This Jupyter notebook will demonstrate a method for visually validating regression models. I developed this process because several hundred regression models were developed per analyst at my company, and analysts that are not intimately familiar with regression models often had a difficult time determining if their models were correct. Additionally, this process was automated by looping through each requested regression model, which significantly decreased the time required for model building.
I will very briefly describe the dataset and model building process, but the bulk of the information in this notebook will be devoted to examining the output visualization. The "diabetes" data from scikit-learn was used as an example dataset; at my company, this data would typically have been time-series. Two relevant columns were selected as features, along with the targets. The data was also split into training and testing using the train_test_split function from scikit-learn. Finally, a ridge regression model was created using the training data, with alpha selected using a grid-search method.
In [9]:
import pandas as pd
from sklearn import datasets
from datetime import datetime
import matplotlib.pyplot as plt
from sklearn.model_selection import train_test_split
from RegressionVisualizationClasses import createRegModel, plotRegression
%matplotlib inline
#User-adjustable parameters
rd = 3 #decimal places to round to
warn = 4 #standard deviations away that indicate a warning
alarm = 5 #standard deviations away that indicate an alarm
figSize = (20,10) #The preferred size of the output visualization
#Load the diabetes dataset and qualify it by labeling features and targets.
diabetes = datasets.load_diabetes()
df = pd.DataFrame(data=diabetes["data"][:,[2,6]],columns=["Feature 1","Feature 2"])
df["Target"] = pd.DataFrame(data=diabetes["target"],columns=["Target"])
#70% training data is usually a good size, but could be adjusted as necessary
train, test = train_test_split(df, train_size = 0.7)
#I split the model building into several steps, mainly so that I could
#log the time to complete each step and find any bottlenecks
rModel = createRegModel("Diabetes","Dataset 1","Target",["Feature 1","Feature 2"])
timeToTT = rModel.constructXYTrainTest(train,test)
timeToModel = rModel.trainModel()
timeToPredict = rModel.makePredictions()
timeToCorrect = rModel.calcCorrectedY()
timeToBuild = rModel.buildEquation(rd)
timeToMetric = rModel.calcMetrics(rd,warn,alarm)
#Finally, a class was created to build the plots
curPlot = plotRegression(rModel, "Diabetes","Dataset 1")
timeToPlot = curPlot.buildPlots(figSize)
There are many ways to validate regression models, but I chose a few simple visual validations which were adequate enough for my purposes. For different data, additional verifications might be required. Note- these plots were also accompanied by a spreadsheet that calculated the Variance Inflation Factor (VIF), correlation coefficient, normality tests, and other metrics. Models were validated both "visually" and "numerically".
Residuals vs. Index To validate an assumption of regression, the residuals from the model should not display any dependency based on their index. For the time-series data that I typically work with, this was especially important because time-dependency indicates that unstable training data was selected. Aside from visually, this assumption might also be validated by fitting the residuals to a linear regression model and determining a threshold for the slope.

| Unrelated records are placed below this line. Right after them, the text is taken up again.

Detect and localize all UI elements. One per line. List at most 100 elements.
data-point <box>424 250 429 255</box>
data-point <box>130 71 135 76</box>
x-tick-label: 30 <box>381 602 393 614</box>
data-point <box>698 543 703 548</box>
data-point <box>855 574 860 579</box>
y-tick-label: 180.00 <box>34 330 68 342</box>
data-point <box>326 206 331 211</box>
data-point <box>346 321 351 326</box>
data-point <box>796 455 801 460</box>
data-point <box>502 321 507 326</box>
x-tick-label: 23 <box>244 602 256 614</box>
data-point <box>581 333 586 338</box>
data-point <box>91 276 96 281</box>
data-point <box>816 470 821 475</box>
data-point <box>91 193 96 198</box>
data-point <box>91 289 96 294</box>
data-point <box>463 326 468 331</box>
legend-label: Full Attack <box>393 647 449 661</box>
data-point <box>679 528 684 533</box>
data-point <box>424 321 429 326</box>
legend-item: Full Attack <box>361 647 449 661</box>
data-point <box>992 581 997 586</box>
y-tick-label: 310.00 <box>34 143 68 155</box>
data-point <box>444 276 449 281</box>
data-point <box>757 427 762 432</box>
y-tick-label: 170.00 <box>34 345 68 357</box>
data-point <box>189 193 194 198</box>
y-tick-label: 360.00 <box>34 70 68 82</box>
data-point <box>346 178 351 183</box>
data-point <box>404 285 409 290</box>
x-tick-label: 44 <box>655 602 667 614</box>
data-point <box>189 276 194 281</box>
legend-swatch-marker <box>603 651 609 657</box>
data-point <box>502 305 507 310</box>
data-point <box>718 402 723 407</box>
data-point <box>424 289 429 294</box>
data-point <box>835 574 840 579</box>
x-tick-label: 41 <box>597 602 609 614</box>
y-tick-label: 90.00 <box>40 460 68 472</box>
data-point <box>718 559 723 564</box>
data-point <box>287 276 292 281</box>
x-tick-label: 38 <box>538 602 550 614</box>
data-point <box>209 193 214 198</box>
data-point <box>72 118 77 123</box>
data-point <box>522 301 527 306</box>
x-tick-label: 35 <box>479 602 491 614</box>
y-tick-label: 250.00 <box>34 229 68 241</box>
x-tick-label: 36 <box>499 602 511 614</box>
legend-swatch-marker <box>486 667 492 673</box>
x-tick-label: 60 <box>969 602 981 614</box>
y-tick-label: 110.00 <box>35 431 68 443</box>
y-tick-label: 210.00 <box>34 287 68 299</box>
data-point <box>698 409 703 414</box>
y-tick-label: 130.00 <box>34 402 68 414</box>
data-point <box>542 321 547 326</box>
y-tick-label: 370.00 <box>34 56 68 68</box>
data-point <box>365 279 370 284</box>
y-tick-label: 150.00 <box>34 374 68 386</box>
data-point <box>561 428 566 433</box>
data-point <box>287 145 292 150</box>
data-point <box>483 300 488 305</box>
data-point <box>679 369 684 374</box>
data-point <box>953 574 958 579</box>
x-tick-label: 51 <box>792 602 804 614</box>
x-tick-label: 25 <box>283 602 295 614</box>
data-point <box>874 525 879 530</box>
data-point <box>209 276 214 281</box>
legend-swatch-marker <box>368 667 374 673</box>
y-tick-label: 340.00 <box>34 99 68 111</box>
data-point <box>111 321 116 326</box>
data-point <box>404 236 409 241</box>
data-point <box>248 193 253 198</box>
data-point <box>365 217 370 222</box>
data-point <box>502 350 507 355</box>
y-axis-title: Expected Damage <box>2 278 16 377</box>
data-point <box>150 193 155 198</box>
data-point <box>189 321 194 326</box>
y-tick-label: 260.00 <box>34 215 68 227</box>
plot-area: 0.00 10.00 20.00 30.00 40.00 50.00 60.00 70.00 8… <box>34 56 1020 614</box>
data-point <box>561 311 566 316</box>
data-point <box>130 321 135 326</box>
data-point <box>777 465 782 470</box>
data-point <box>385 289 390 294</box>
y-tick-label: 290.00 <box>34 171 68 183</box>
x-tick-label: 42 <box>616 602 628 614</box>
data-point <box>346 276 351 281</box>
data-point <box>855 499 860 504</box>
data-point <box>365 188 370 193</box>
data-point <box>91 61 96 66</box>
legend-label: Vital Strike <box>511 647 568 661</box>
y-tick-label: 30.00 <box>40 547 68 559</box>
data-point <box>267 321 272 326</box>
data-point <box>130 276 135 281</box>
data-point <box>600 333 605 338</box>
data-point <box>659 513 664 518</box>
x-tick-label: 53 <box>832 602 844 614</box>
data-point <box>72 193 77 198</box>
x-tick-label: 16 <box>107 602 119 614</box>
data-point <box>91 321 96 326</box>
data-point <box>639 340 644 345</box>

The yellow (warning) and red (alarm) lines plotted on the graph were selected as 4 and 5 standard deviations away, respectively. If large numbers of outliers were outside these lines, that also indicated model instability and the dataset was further refined.
Residuals vs. Feature 1 Feature 1 was chosen to be the "primary explanatory factor". Usually, this primary feature was chosen using domain knowledge, but an alternate approach might select the feature with the highest explained variance.
This plot was designed to detect heteroskedasticity in the primary feature. If the residuals in this plot were not stationary, the model was examined further. Ideally, all features should be tested for heteroskedasticity, but in practice, we found that only the primary feature was necessary to test for our particular dataset.
Predicted Target vs. Actual Target This plot is also called a Y-Yhat plot. Ideally, all predictions should lie on the y=x line, plotted in black. Deviations from this line were useful to visually indicate how well the model was constructed. By building hundreds of regression models, it was possible to gain an intuition about how this plot should look, if the model was constructed correctly. The mean absolute error (MAE) and R-squared (R2) values were selected to give a brief numerical representation of the model's validity, but those two metrics should not be relied upon alone.
Histogram of Residuals Another assumption of regression is that the residuals are normally distributed. In practice, we found that this was almost always the case for our models. Nonetheless, this plot allowed quick verification of normality. Several normality tests were also calculated in an accompanying spreadsheet, as mentioned above.
Actual Target vs. Feature 1, Corrected Target vs. Feature 1, Histogram of Actual Target, Histogram of Corrected Target These four plots were meant to test a 2-dimensional representation of the multiple regression models. To calculate the "corrected" target value, the secondary features were subtracted from the original target value. If the secondary features were only a minor corrective factor, the histograms of the actual and corrected targets should be similar enough that the corrected target is recognizable in its original units. If so, the model was flagged for inclusion on a particular data visualization dashboard.